#Week 2 Unit 2: Document and query processing

  • ·      IIR sections 1.2, chapters 2 and 3

    In the section 1.2 A first take at building an inverted index, I learn the major steps in build the index. 
    1)collect the documents to be indexed
    2)tokenize the text, turning each document into a list of tokens
    3)do linguistic preprocessing, producing a list of normalized tokens, which are the indexing terms
    4)index the documents that each term occurs in by creating an inverted index, consisting of a dictionary and postings
    In the chapter 2 the term vocabulary and postings lists. I learnd that the first step of processing is to convert this byte sequence into a linear sequence of characters. And the next phase is to determine what the document unit for indexing is. What's more, we should given a character swquence and a defined documnet unit, tokenization is the task of chopping it up into pieces, called tokens, perhaps at the same time throwing away certain characters, such as punctuation. Then, we drop the stop words by sort the terms by collection frequency and take the most frequent terms. In order to match the occur, we should toke normalization and the most standard way to normalize is to implicitly create equivalence classes. Moreover, in order to reduce inflectional forms and sometimes derivationally, we need to do stemming and lemmatization.

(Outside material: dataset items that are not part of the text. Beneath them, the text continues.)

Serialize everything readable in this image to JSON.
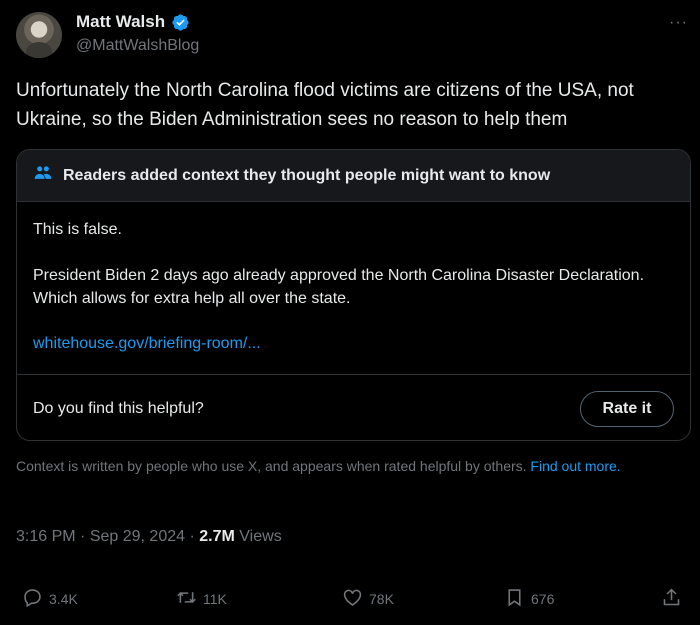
{
  "author": {
    "name": "Matt Walsh",
    "handle": "@MattWalshBlog",
    "verified_color": "#1d9bf0"
  },
  "more_icon": "···",
  "tweet": {
    "text": "Unfortunately the North Carolina flood victims are citizens of the USA, not Ukraine, so the Biden Administration sees no reason to help them"
  },
  "community_note": {
    "title": "Readers added context they thought people might want to know",
    "paragraph1": "This is false.",
    "paragraph2": "President Biden 2 days ago already approved the North Carolina Disaster Declaration. Which allows for extra help all over the state.",
    "link": "whitehouse.gov/briefing-room/...",
    "helpful_question": "Do you find this helpful?",
    "rate_label": "Rate it"
  },
  "disclaimer": {
    "text": "Context is written by people who use X, and appears when rated helpful by others.",
    "link": "Find out more."
  },
  "meta": {
    "time": "3:16 PM",
    "date": "Sep 29, 2024",
    "views_count": "2.7M",
    "views_label": "Views"
  },
  "actions": {
    "replies": "3.4K",
    "retweets": "11K",
    "likes": "78K",
    "bookmarks": "676"
  },
  "colors": {
    "background": "#000000",
    "text": "#e7e9ea",
    "muted": "#71767b",
    "link": "#1d9bf0",
    "border": "#2f3336"
  }
}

    In the chapter 3, develop the data structure that help the search for terms in the vocabulary in an inverted index to determin whether each query term exists in the vocabulary and if so, identify the pointer to the corresponding postings. Then I learn about the wildcard queries. It is used in these situations:1) the user is uncertain of the spelling of a query term 2) the user is aware of multiple variants of spelling a term and seeks documents containing any of variants 3) the user seeks documents containing variants of a term that would be caught by stemming, but is unsure whether the search engine performs stemming 4) the user is uncertain of the correct redition of a foreign word or phrase. Afterwards, I learn the two basic principles underlying most spelling correction algorithms and focus on two specific forms of spelling correction that we refer to as isolated-term correction and context-sensitive correction. Also, we begin examining two techniques for addressing isolated-term correction by editing distance and k-gram overlap followed by proceed to context-sensitive correction. In the final technique of tolerant retrieval, we need to do phonetic correction, which means misspellings that arise because the user types a query that sounds like the target term. And there is an orginal soundex algorithm, build on following scheme: 1)Turn every term to be index into 4-character reduced form. Build an inverted index from reduced forms to the orginal terms; call this the soundex index 2) do the same with query terms 3) when the query calls for a soundex match, search this soundex index.